CHP ile AK Parti’de aday adayları netleşirken İzmir’de seçim heyecanı da giderek artıyor.
Haziran ayında yapılacak genel seçim öncesi iş dünyası ve STK’lardan da art arda deklarasyonlar geliyor.
TÜGİAD Ege Şubesi Başkanı Musa Turan da ‘İzmir’e nasıl milletvekilleri istiyoruz?’ sorusuna yanıt verdi.
Turan vekil profilini şu sözlerle çizdi:
“Milletvekili aday adaylarının ortaya çıkması ve seçimlerin iyice yaklaşması neticesinde her seçim döneminde olduğu gibi İzmir’in milletvekilleri nasıl olmalı konuşmalar öne çıkmaktadır. Biz TÜGİAD Ege Şubesi olarak, Milletvekili olma yolunda elini taşın altına koyan herkesi takdirle karşılıyor ve herkesin siyasi ahlak ve etik değerlere sahip olduğunu baştan kabul ediyoruz..
TÜGİAD Ege Şubesi üyesi Genç İşadamları olarak bizim takip ettiğimiz iki temel unsur vardır. Bunlardan ilki, İzmir’den Milletvekili olacak her adayın İzmir’i bilme, tanıma, anlama sorumluluğunda olmasıdır. İster farklı yörelerden İzmir’e gelmiş olsun, ister genel merkezlerin kontenjan tercihleri ile İzmir’e gönderilmiş olsun, İzmir milletvekili olacak her kişinin İzmir’i bilme, bilmiyorsa öğrenme zorunluluğu vardır. Bu da ancak toplumun her katmanı ile birlikte olarak, onlarla beraber soluyarak, üzülerek ya da mutlulukları paylaşarak olacaktır.

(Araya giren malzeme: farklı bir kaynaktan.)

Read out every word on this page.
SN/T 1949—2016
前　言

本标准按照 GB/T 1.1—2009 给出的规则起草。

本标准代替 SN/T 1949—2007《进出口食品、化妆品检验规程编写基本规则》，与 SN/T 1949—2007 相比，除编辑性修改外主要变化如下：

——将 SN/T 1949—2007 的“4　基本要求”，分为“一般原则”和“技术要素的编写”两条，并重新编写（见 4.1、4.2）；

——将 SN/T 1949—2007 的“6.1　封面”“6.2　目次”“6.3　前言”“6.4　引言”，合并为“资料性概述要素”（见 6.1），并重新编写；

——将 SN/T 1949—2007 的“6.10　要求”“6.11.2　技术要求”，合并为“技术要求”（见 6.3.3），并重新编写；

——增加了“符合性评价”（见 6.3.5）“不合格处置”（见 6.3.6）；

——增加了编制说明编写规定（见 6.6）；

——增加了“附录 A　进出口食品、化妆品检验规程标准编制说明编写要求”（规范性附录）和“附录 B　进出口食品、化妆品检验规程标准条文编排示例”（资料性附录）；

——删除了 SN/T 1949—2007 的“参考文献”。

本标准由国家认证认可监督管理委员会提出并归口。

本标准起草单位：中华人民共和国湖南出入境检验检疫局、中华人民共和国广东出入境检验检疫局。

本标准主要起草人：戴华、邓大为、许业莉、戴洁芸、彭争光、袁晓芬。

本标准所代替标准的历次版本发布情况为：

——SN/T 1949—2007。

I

İzmir hiçbir zaman sandıktan çıkarak Ankara yolunu tutmak için bir ara istasyon olmayı kabul etmemiştir, etmeyecektir. Kartında İzmir Milletvekili yazan her kişi, hangi siyasi partiden, hangi konumdan gelirse gelsin İzmirli olmak zorundadır. İzmirli gibi düşünmek zorundadır.
Olaylara İzmirli gibi bakmak zorundadır. İzmir milletvekili olan kişilerin İzmir’in yollarını, semtlerini bilmeleri yetmez, İzmirli gibi bakmayı da becermeleri gereklidir.
Bunu gerçekleştiremeyenler belki milletvekili payesini almışlardır ama İzmir’in gönlünde yer alamamışladır. İzmirli olmayı başaranlar ise hangi parti olduğuna bakılmaksızın gönüllerimizdedir.
Bir iş dünyası örgütü olarak diğer takip ettiğimiz husus ise İzmir Milletvekili olan kişilerin İzmir’in gelişim vizyonlarının ve hedeflerinin diğer tüm siyasi hedeflerinin önünde olmasıdır.
İzmir Milletvekili İzmir’deki yatırımların, projelerin, problemlerin sıkı bir takipçisi olmalı, bu konularda ilgili tüm kurum, kuruluş ve kişilerle istişareye açık olmalı, ulusal ve etik değerler çerçevesinde kalmak kaydı ile İzmir’in menfaat ve çıkarlarının savunucusu olmalıdır.
Hangi partinden olurlarsa olsunlar İzmir Milletvekillerinin İzmir’in faydasına olan bir konuda karşı karşıya olma, kavga etme, ön kesme gibi bir davranışta bulunma lüksleri olamaz. Biz İzmirli genç işadamları olarak İzmir’deki Milletvekillerinin siyasi parti ayırımı yapmaksızın diyalog ve uzlaşı içinde işbirliği yapmalarını, söz konusu İzmir olduğunda siyasi farklılıklarını unutmamalarını istiyoruz.
İzmir bu seçimlerden sonra yerel yönetimleri ile genel yönetimleri ile siyasi partileri ve STK’ları ile dünya şehri İzmir hedefine odaklanmış, ortak bir sinerji ve güç yaratılmasını beklemektedir. Zira İzmir demokrasi ve özgürlük şehridir, İzmir farklılıkları zenginliği olarak algılar, farklılıklar ile birlikte huzur içinde yaşamayı bilir. Bu yüzdendir ki İzmir bir Dünya şehridir. İzmir Atatürk İlke ve İnkılaplarına bağlı Türkiye’nin aydınlık yüzünün yansımasıdır. Bu aydınlık yüzden çıkacak vekillerden beklentileri de o derece büyüktür” dedi.